I think “chicken and egg” probably describes it best. Given a specific status quo, one side is “defending” itself against the injustices of the status quo by altering it, and the other side is “defending” its privileges by trying to preserve the status quo. But that’s why I think it’s a mistake to try to characterize a movement as “defensive,” because it just perpetuates this struggle over “who started it” without looking at which vision has a more just society, which is the ultimate goal in the ‘culture war’.
Adrian-
“But that’s why I think it’s a mistake to try to characterize a movement as “defensive,” because it just perpetuates this struggle over “who started it” without looking at which vision has a more just society, which is the ultimate goal in the ‘culture war’.”
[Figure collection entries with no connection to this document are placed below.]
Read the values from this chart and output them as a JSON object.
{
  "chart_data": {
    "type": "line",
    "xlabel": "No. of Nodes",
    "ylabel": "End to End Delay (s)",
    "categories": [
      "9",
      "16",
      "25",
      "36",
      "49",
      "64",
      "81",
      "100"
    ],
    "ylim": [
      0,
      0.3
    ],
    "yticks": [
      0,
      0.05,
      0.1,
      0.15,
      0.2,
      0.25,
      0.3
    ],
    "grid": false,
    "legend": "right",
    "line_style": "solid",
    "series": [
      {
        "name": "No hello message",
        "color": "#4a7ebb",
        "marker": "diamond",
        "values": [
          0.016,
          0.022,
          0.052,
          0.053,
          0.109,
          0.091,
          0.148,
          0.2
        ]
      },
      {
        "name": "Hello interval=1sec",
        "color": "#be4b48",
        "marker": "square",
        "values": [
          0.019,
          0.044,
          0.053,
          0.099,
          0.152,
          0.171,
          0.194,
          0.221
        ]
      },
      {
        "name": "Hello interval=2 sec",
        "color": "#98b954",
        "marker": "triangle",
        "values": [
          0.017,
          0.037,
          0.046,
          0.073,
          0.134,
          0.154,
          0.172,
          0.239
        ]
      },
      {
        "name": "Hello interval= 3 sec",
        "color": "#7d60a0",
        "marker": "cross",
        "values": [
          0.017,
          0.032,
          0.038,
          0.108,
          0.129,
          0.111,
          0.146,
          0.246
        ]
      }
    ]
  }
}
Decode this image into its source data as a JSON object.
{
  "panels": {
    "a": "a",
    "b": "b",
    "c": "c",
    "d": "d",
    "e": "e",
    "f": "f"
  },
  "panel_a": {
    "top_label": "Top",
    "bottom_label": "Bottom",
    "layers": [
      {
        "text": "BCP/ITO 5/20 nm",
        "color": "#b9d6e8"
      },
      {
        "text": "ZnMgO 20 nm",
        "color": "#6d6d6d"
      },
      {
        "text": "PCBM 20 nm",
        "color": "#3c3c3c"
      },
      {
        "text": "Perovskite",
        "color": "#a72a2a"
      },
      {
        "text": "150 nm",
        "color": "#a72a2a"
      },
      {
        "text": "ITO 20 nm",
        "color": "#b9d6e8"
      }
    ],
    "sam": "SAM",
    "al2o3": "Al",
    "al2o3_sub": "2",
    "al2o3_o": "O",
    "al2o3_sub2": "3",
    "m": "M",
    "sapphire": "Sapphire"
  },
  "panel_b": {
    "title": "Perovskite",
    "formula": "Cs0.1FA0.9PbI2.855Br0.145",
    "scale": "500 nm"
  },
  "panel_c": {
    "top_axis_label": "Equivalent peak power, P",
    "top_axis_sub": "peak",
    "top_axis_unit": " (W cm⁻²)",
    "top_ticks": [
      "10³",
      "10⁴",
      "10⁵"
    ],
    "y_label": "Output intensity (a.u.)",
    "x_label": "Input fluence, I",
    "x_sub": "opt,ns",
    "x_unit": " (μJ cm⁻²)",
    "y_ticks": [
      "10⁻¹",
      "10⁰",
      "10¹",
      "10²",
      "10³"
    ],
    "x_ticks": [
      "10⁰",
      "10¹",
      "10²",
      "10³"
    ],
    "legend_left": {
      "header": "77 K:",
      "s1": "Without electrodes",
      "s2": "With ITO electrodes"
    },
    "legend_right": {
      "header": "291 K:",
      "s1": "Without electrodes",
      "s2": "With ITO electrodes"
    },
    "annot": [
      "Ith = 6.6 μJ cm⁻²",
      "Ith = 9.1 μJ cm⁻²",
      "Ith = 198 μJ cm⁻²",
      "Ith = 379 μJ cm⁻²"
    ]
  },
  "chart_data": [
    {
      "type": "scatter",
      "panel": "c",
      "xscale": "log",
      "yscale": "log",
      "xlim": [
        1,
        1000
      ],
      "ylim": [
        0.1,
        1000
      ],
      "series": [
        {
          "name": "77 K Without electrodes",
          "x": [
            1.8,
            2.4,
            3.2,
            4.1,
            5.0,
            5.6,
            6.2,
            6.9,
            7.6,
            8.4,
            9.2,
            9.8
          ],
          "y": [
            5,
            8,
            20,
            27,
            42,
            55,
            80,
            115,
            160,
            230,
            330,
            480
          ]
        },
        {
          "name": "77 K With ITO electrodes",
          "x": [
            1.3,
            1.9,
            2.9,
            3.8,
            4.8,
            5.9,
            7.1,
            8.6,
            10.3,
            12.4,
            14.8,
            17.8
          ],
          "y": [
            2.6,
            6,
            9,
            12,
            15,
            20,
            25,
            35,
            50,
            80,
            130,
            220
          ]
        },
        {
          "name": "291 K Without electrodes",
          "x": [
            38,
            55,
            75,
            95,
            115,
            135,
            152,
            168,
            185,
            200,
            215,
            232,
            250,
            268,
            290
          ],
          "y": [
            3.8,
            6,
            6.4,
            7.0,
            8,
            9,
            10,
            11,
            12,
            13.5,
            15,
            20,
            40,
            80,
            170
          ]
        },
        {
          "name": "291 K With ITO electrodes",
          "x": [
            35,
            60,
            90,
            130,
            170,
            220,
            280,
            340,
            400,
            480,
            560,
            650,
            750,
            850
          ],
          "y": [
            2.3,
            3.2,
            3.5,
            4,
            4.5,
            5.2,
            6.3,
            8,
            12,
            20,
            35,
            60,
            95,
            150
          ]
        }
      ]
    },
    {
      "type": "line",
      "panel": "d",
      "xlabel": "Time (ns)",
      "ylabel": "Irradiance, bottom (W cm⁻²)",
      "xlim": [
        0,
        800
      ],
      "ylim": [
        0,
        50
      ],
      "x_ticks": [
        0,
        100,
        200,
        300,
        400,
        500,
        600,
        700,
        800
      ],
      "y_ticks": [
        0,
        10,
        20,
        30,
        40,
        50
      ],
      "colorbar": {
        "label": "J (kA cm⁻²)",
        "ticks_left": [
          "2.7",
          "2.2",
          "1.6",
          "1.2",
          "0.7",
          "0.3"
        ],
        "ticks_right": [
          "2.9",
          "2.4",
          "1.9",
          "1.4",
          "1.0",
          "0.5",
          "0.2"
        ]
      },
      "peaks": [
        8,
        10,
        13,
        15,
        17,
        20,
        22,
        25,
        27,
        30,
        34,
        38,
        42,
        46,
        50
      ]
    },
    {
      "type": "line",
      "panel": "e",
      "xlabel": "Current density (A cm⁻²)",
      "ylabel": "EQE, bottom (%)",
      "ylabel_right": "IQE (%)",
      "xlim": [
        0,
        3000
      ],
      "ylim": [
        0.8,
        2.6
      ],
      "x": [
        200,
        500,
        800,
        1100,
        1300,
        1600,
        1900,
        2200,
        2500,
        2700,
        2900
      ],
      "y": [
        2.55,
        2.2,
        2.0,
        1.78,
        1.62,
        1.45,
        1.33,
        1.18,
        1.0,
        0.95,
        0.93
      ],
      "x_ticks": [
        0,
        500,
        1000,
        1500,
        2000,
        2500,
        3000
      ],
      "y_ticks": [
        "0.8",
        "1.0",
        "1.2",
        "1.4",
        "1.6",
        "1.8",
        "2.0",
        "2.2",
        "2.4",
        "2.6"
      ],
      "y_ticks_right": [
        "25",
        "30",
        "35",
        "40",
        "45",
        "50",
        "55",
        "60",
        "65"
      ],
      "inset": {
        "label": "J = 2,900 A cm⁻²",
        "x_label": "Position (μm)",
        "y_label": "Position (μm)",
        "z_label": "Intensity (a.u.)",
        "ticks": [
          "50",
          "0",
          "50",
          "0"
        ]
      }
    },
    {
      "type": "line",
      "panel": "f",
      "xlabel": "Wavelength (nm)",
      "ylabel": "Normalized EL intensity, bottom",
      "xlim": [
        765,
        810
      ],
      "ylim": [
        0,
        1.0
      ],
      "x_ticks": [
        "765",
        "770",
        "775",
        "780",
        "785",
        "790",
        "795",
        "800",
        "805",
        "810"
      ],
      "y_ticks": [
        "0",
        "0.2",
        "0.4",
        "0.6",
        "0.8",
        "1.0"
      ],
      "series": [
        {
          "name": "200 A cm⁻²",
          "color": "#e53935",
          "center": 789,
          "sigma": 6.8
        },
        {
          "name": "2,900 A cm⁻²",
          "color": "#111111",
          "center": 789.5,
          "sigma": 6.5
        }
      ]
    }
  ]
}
I must say, with a grin, that my characterization of the movement as “defensive” was done. . . defensively. I’m responding to constant attacks on Christian conservatives which typify them as militant and offensive in nature, when I believe the opposite is true.
As for the injustices vs. privileges argument, I don’t accept the formulation. In some cases, I believe this is accurate, in most, however, I think that the situation is best framed as one group asserting new rights at the expense of the existing rights of others. The situation is much more ambiguous than you seem to allow.